Sean’s role at NTS has evolved over the years through his passion for engineering and problem solving. He said: “I joined NTS in 2013 under the nuclear graduates’ scheme after studying engineering at the University of Leeds, and soon got to grips with the fascinating world of nuclear transport. I’d always wanted to be an engineer, so when I began working on the Dounreay Exotics programme at NTS, I excelled through my enjoyment of understanding how things worked. I’ve had the opportunity to lead on some really exciting projects that could be revolutionary for NTS.

“Alongside the HALEU package project, I’m also supporting on the Standard Waste Transport Container – SWTC-255 – which is being developed to transport all the UK’s Low Heat Generating Waste (LHGW) from storage sites to a Geological Disposal Facility (GDF). It is designed to be transported by road, rail and sea, and within the UK’s most restrictive rail gauge.”

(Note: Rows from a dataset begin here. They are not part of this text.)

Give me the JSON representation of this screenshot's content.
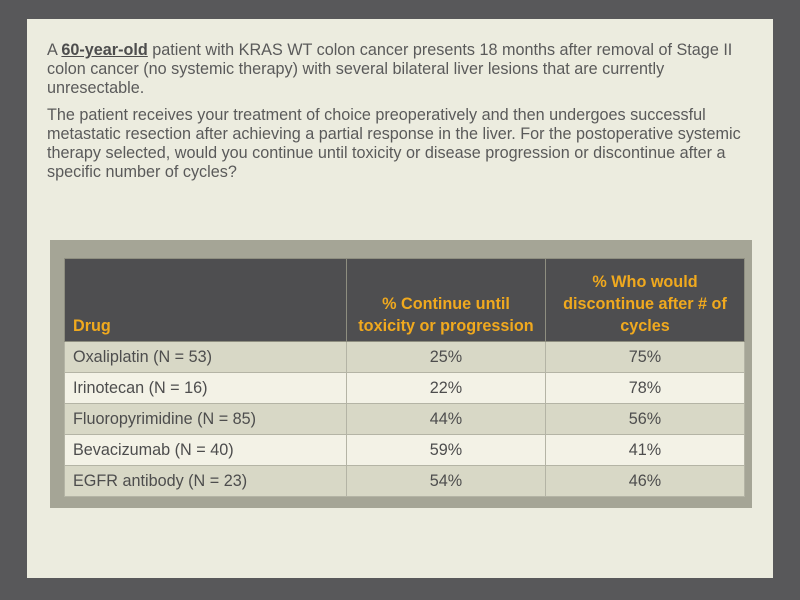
{
  "intro": {
    "prefix": "A ",
    "emphasis": "60-year-old",
    "rest": " patient with KRAS WT colon cancer presents 18 months after removal of Stage II colon cancer (no systemic therapy) with several bilateral liver lesions that are currently unresectable."
  },
  "question": "The patient receives your treatment of choice preoperatively and then undergoes successful metastatic resection after achieving a partial response in the liver. For the postoperative systemic therapy selected, would you continue until toxicity or disease progression or discontinue after a specific number of cycles?",
  "table": {
    "headers": {
      "drug": "Drug",
      "continue": "% Continue until toxicity or progression",
      "discontinue": "% Who would discontinue after # of cycles"
    },
    "rows": [
      {
        "drug": "Oxaliplatin (N = 53)",
        "continue": "25%",
        "discontinue": "75%"
      },
      {
        "drug": "Irinotecan (N = 16)",
        "continue": "22%",
        "discontinue": "78%"
      },
      {
        "drug": "Fluoropyrimidine (N = 85)",
        "continue": "44%",
        "discontinue": "56%"
      },
      {
        "drug": "Bevacizumab (N = 40)",
        "continue": "59%",
        "discontinue": "41%"
      },
      {
        "drug": "EGFR antibody (N = 23)",
        "continue": "54%",
        "discontinue": "46%"
      }
    ]
  },
  "colors": {
    "header_bg": "#4e4e50",
    "header_text": "#f0a91e",
    "slide_bg": "#ececdf",
    "outer_bg": "#58585a"
  }
}
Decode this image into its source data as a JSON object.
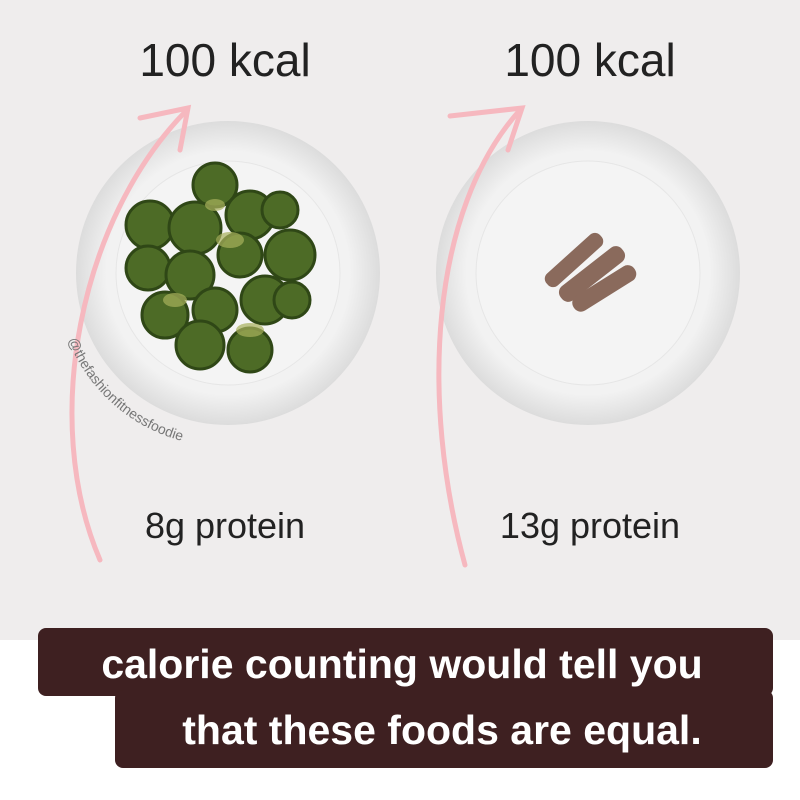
{
  "plates": [
    {
      "calories": "100 kcal",
      "protein": "8g protein"
    },
    {
      "calories": "100 kcal",
      "protein": "13g protein"
    }
  ],
  "watermark": "@thefashionfitnessfoodie",
  "caption": {
    "lines": [
      "calorie counting would tell you",
      "that these foods are equal."
    ]
  }
}
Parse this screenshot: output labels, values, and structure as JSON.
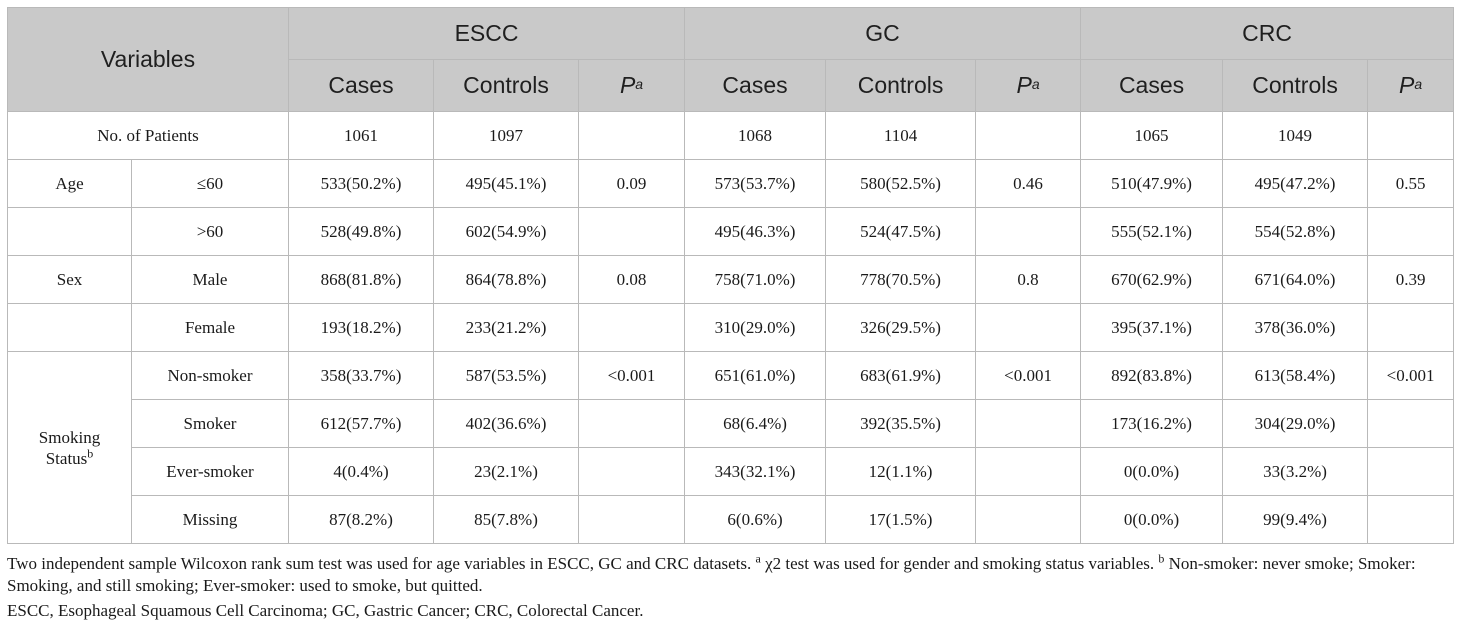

A GDF is needed to store all the country’s nuclear waste safely for thousands of years and is expected to house somewhere in the region of 650,000 cubic metres of higher activity waste and nuclear materials. This will require a great deal of transport and the SWTC-255 will be key to moving this material to a future GDF.

“Its versatility is what makes it different to all of the packages currently available and means there’s no need to change the design of existing nuclear material containers so there are significant cost savings and efficiencies to be had. It is designed to move waste in the form of standardised containers known as Disposal Units. The variety of Disposal Units provide flexibility for UK sites in disposing LHGW. However, other content could be transported in the SWTC, subject to appropriate verification. NTS is also looking at licencing the package in other countries so it really could be the ‘go to’ nuclear waste transport container.”

Sean concludes: “With the world’s nuclear renaissance in full swing and the need for solutions to new engineering challenges, there’s never been a more exciting time to be a nuclear engineer.”